Rocking the Kora harp and some kinda drums made outta a large vegetable, the musicians radiated an unbelievable pure form of joy, made even more tangible by the fact that some of the musicians’ friends and family members hopped up on stage out of the audience to dance along.


I am just gonna say, naming your band after your area code seems like one heck of a redneck thing to do.

Nevertheless, these guys where great. Three middle-age men from Västerbotten, they put a very subtle modern spin on Norrlandsk folk music with the inclusion of an electric guitar into the traditional instrumental line up, all while maintaining the folk-dance-able quality of the music.

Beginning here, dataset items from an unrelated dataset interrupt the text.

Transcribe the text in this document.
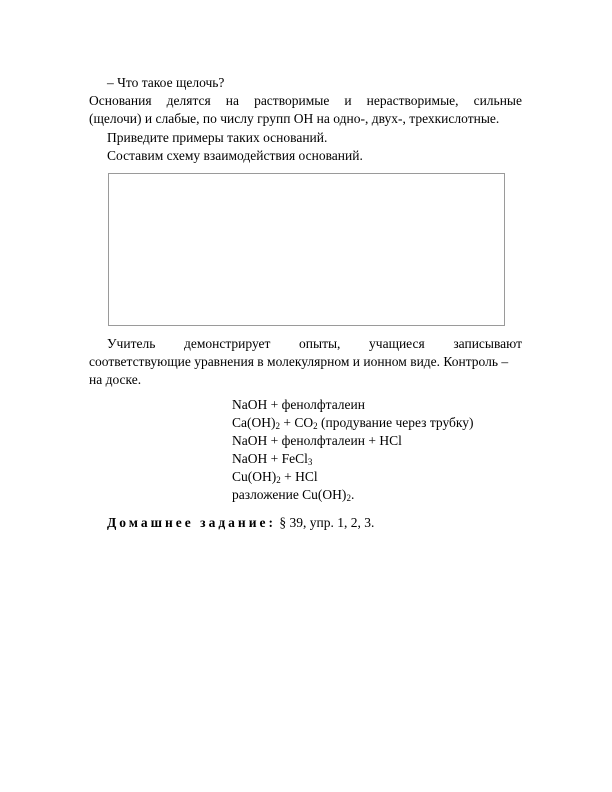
– Что такое щелочь?
Основания делятся на растворимые и нерастворимые, сильные
(щелочи) и слабые, по числу групп ОН на одно-, двух-, трехкислотные.
Приведите примеры таких оснований.
Составим схему взаимодействия оснований.
Учитель демонстрирует опыты, учащиеся записывают
соответствующие уравнения в молекулярном и ионном виде. Контроль –
на доске.
NaOH + фенолфталеин
$Ca(OH)_2 + CO_2$ (продувание через трубку)
NaOH + фенолфталеин + HCl
NaOH + FeCl$_3$
$Cu(OH)_2$ + HCl
разложение $Cu(OH)_2$.
Домашнее задание: § 39, упр. 1, 2, 3.
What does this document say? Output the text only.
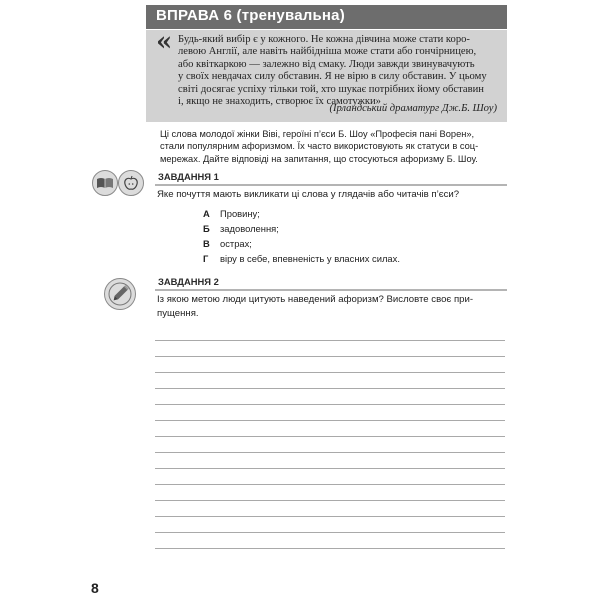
ВПРАВА 6 (тренувальна)
« Будь-який вибір є у кожного. Не кожна дівчина може стати коро-
левою Англії, але навіть найбідніша може стати або гончірницею,
або квіткаркою — залежно від смаку. Люди завжди звинувачують
у своїх невдачах силу обставин. Я не вірю в силу обставин. У цьому
світі досягає успіху тільки той, хто шукає потрібних йому обставин
і, якщо не знаходить, створює їх самотужки»
(Ірландський драматург Дж.Б. Шоу)
Ці слова молодої жінки Віві, героїні п’єси Б. Шоу «Професія пані Ворен»,
стали популярним афоризмом. Їх часто використовують як статуси в соц-
мережах. Дайте відповіді на запитання, що стосуються афоризму Б. Шоу.
ЗАВДАННЯ 1
Яке почуття мають викликати ці слова у глядачів або читачів п’єси?
А Провину;
Б задоволення;
В острах;
Г віру в себе, впевненість у власних силах.
ЗАВДАННЯ 2
Із якою метою люди цитують наведений афоризм? Висловте своє при-
пущення.
8
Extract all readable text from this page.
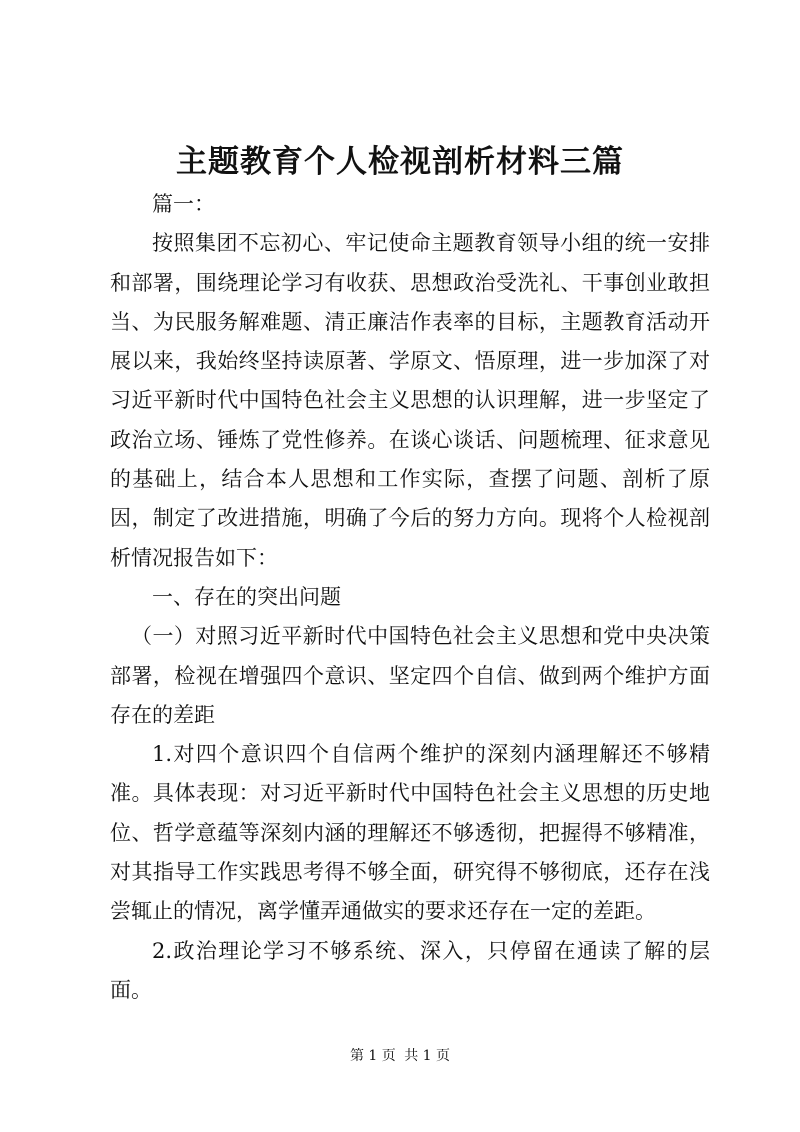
主题教育个人检视剖析材料三篇

篇一：

按照集团不忘初心、牢记使命主题教育领导小组的统一安排和部署，围绕理论学习有收获、思想政治受洗礼、干事创业敢担当、为民服务解难题、清正廉洁作表率的目标，主题教育活动开展以来，我始终坚持读原著、学原文、悟原理，进一步加深了对习近平新时代中国特色社会主义思想的认识理解，进一步坚定了政治立场、锤炼了党性修养。在谈心谈话、问题梳理、征求意见的基础上，结合本人思想和工作实际，查摆了问题、剖析了原因，制定了改进措施，明确了今后的努力方向。现将个人检视剖析情况报告如下：

一、存在的突出问题

（一）对照习近平新时代中国特色社会主义思想和党中央决策部署，检视在增强四个意识、坚定四个自信、做到两个维护方面存在的差距

1.对四个意识四个自信两个维护的深刻内涵理解还不够精准。具体表现：对习近平新时代中国特色社会主义思想的历史地位、哲学意蕴等深刻内涵的理解还不够透彻，把握得不够精准，对其指导工作实践思考得不够全面，研究得不够彻底，还存在浅尝辄止的情况，离学懂弄通做实的要求还存在一定的差距。

2.政治理论学习不够系统、深入，只停留在通读了解的层面。

第 1 页 共 1 页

Long live Swedish rednecks.

Mari Boine

One of the world’s most prominent Modern Sami musicians (read: one of the world’s only). She incoporates the joik (see previous Urkult post) into music that has elements of pop, jazz, rock, and, um…. Enya (if that can be considered a musical style). In the interest of full disclosure, I must say that  I spent most of the concert sitting by one of the bonfires trying to stay awake. Later on, I did listen again to one of her CDs and read english translations of her Sami lyrics, which actually were quite beautiful.

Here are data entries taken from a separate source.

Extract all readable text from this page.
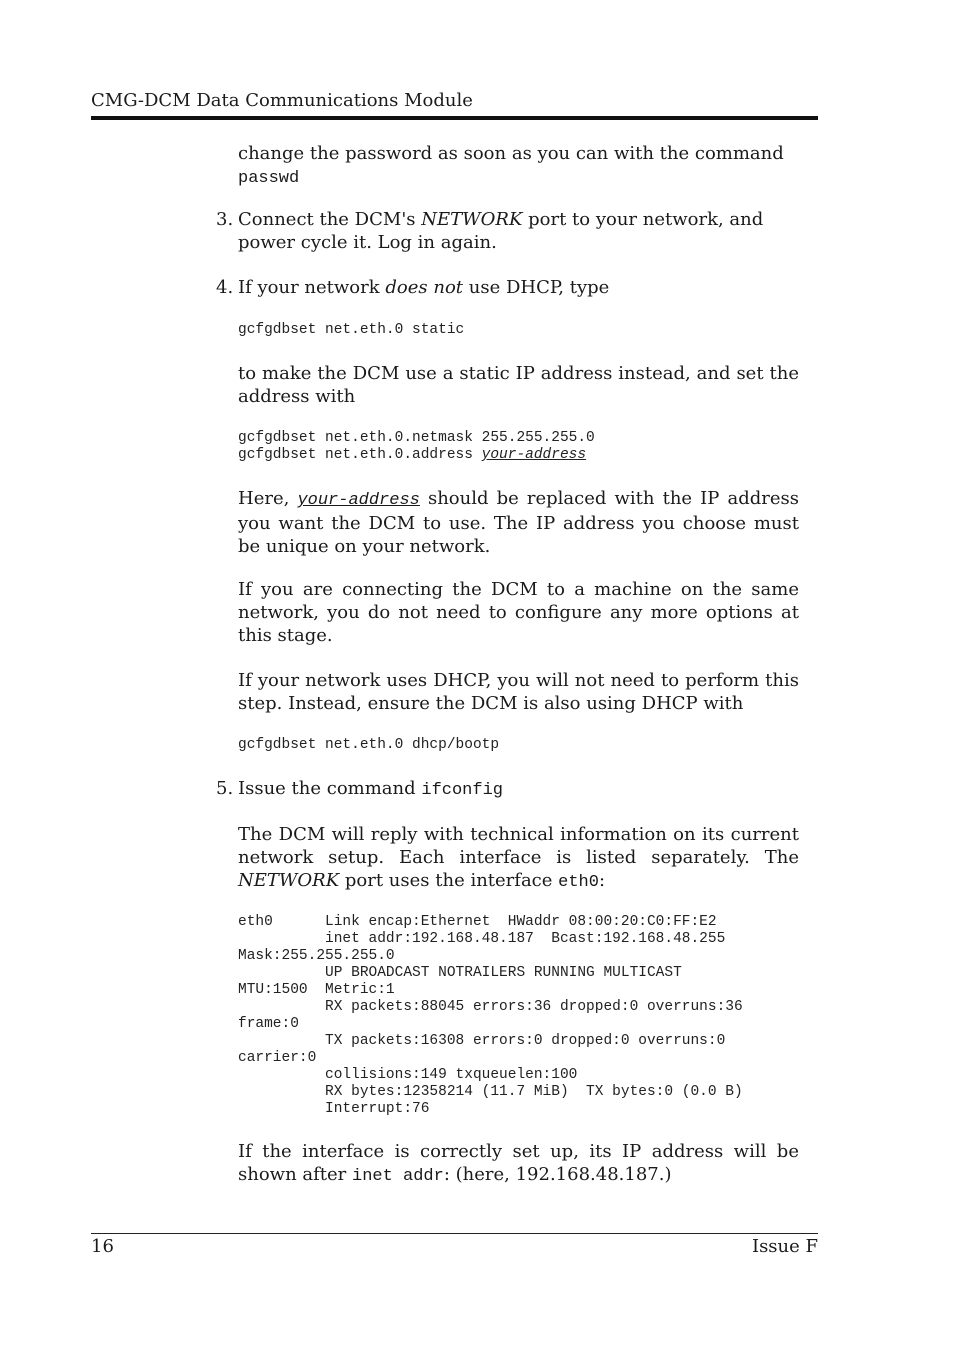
CMG-DCM Data Communications Module
change the password as soon as you can with the command
passwd
3. Connect the DCM's NETWORK port to your network, and power cycle it. Log in again.
4. If your network does not use DHCP, type
gcfgdbset net.eth.0 static
to make the DCM use a static IP address instead, and set the address with
gcfgdbset net.eth.0.netmask 255.255.255.0
gcfgdbset net.eth.0.address your-address
Here, your-address should be replaced with the IP address you want the DCM to use. The IP address you choose must be unique on your network.
If you are connecting the DCM to a machine on the same network, you do not need to configure any more options at this stage.
If your network uses DHCP, you will not need to perform this step. Instead, ensure the DCM is also using DHCP with
gcfgdbset net.eth.0 dhcp/bootp
5. Issue the command ifconfig
The DCM will reply with technical information on its current network setup. Each interface is listed separately. The NETWORK port uses the interface eth0:
eth0      Link encap:Ethernet  HWaddr 08:00:20:C0:FF:E2
inet addr:192.168.48.187  Bcast:192.168.48.255
Mask:255.255.255.0
UP BROADCAST NOTRAILERS RUNNING MULTICAST
MTU:1500  Metric:1
RX packets:88045 errors:36 dropped:0 overruns:36
frame:0
TX packets:16308 errors:0 dropped:0 overruns:0
carrier:0
collisions:149 txqueuelen:100
RX bytes:12358214 (11.7 MiB)  TX bytes:0 (0.0 B)
Interrupt:76
If the interface is correctly set up, its IP address will be shown after inet addr: (here, 192.168.48.187.)
16	Issue F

Svarta Sagor (Black Tales)

This group of young artists draws from the traditions of bard from the days of yore—telling stories accompanied by music. Performing in the darkened Näsåker school theater, Svarta Sagor’s goal is to retell classic, happy-ending fairytales in a dark and disturbing way.

It often happens that I am focusing too hard on understanding to simply enjoy the sound of the language at the same time. However, during Svarta Sagor’s performance, the storytellers spoke so clearly—and with what I thought was a lovely northern accent (but then again anything not Skånska seems somewhat ‘northern’ to me) —that I really felt as if I was enjoying the sound of the language while understanding at the same time. Maybe it is because the performers where so talented musically and linguistically… or maybe it was because the stories were so twisted I couldn’t help but hang on every word.

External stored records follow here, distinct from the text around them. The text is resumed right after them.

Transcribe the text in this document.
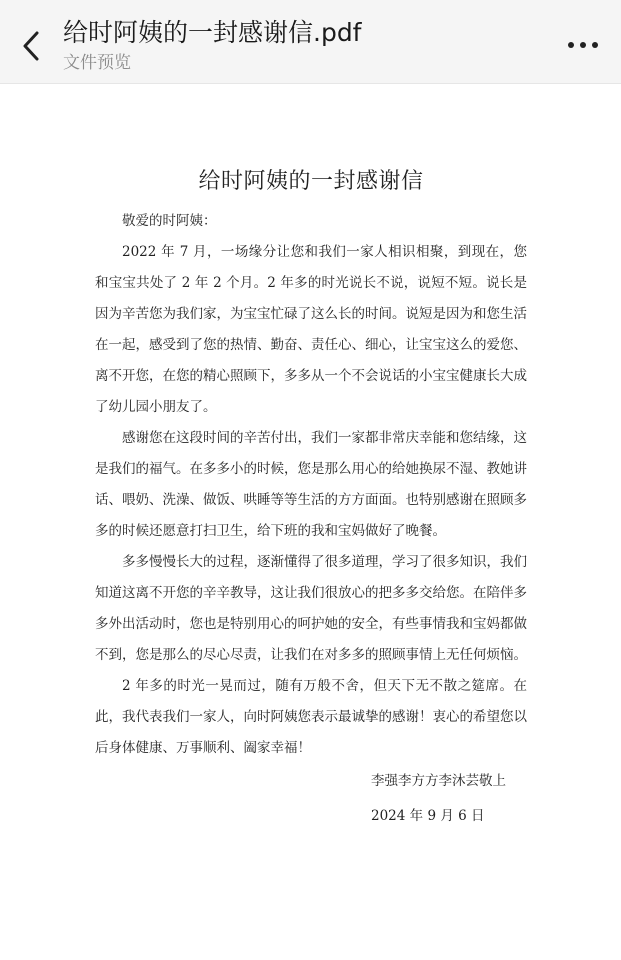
给时阿姨的一封感谢信.pdf
文件预览
给时阿姨的一封感谢信

敬爱的时阿姨：

2022 年 7 月，一场缘分让您和我们一家人相识相聚，到现在，您和宝宝共处了 2 年 2 个月。2 年多的时光说长不说，说短不短。说长是因为辛苦您为我们家，为宝宝忙碌了这么长的时间。说短是因为和您生活在一起，感受到了您的热情、勤奋、责任心、细心，让宝宝这么的爱您、离不开您，在您的精心照顾下，多多从一个不会说话的小宝宝健康长大成了幼儿园小朋友了。

感谢您在这段时间的辛苦付出，我们一家都非常庆幸能和您结缘，这是我们的福气。在多多小的时候，您是那么用心的给她换尿不湿、教她讲话、喂奶、洗澡、做饭、哄睡等等生活的方方面面。也特别感谢在照顾多多的时候还愿意打扫卫生，给下班的我和宝妈做好了晚餐。

多多慢慢长大的过程，逐渐懂得了很多道理，学习了很多知识，我们知道这离不开您的辛辛教导，这让我们很放心的把多多交给您。在陪伴多多外出活动时，您也是特别用心的呵护她的安全，有些事情我和宝妈都做不到，您是那么的尽心尽责，让我们在对多多的照顾事情上无任何烦恼。

2 年多的时光一晃而过，随有万般不舍，但天下无不散之筵席。在此，我代表我们一家人，向时阿姨您表示最诚挚的感谢！衷心的希望您以后身体健康、万事顺利、阖家幸福！

李强李方方李沐芸敬上

2024 年 9 月 6 日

Aside from the concerts, we also swam everyday. One day we even took a trip out to a waterfall to look for underwater caves. Unfortunately, we found none

On the last night of the festival, after folkdancing for a couple of hours, I stepped out of the dance lodge and realized that the lightness was already creeping up in the edges of the sky. There seemed to be almost no point in going to bed before sunrise, so I sat for a while by the lookout point and watched the dawn slowly appear over the mountains.

After watching the sunrise, I walked back by myself to the camp. The colorful ends of the Urkult festival where still fluttering around Näsåker: A woman serving the last drops of Chai Tea from a large kettle, teenagers getting in one final ride on the enormous tree swing, two men dueling violins in an empty parking lot.

It was so warm that I pulled my sleeping bag out of the tent and slept in the open air under the gradually brightening sky. Open air that is, until is started to rain. O, Sweden.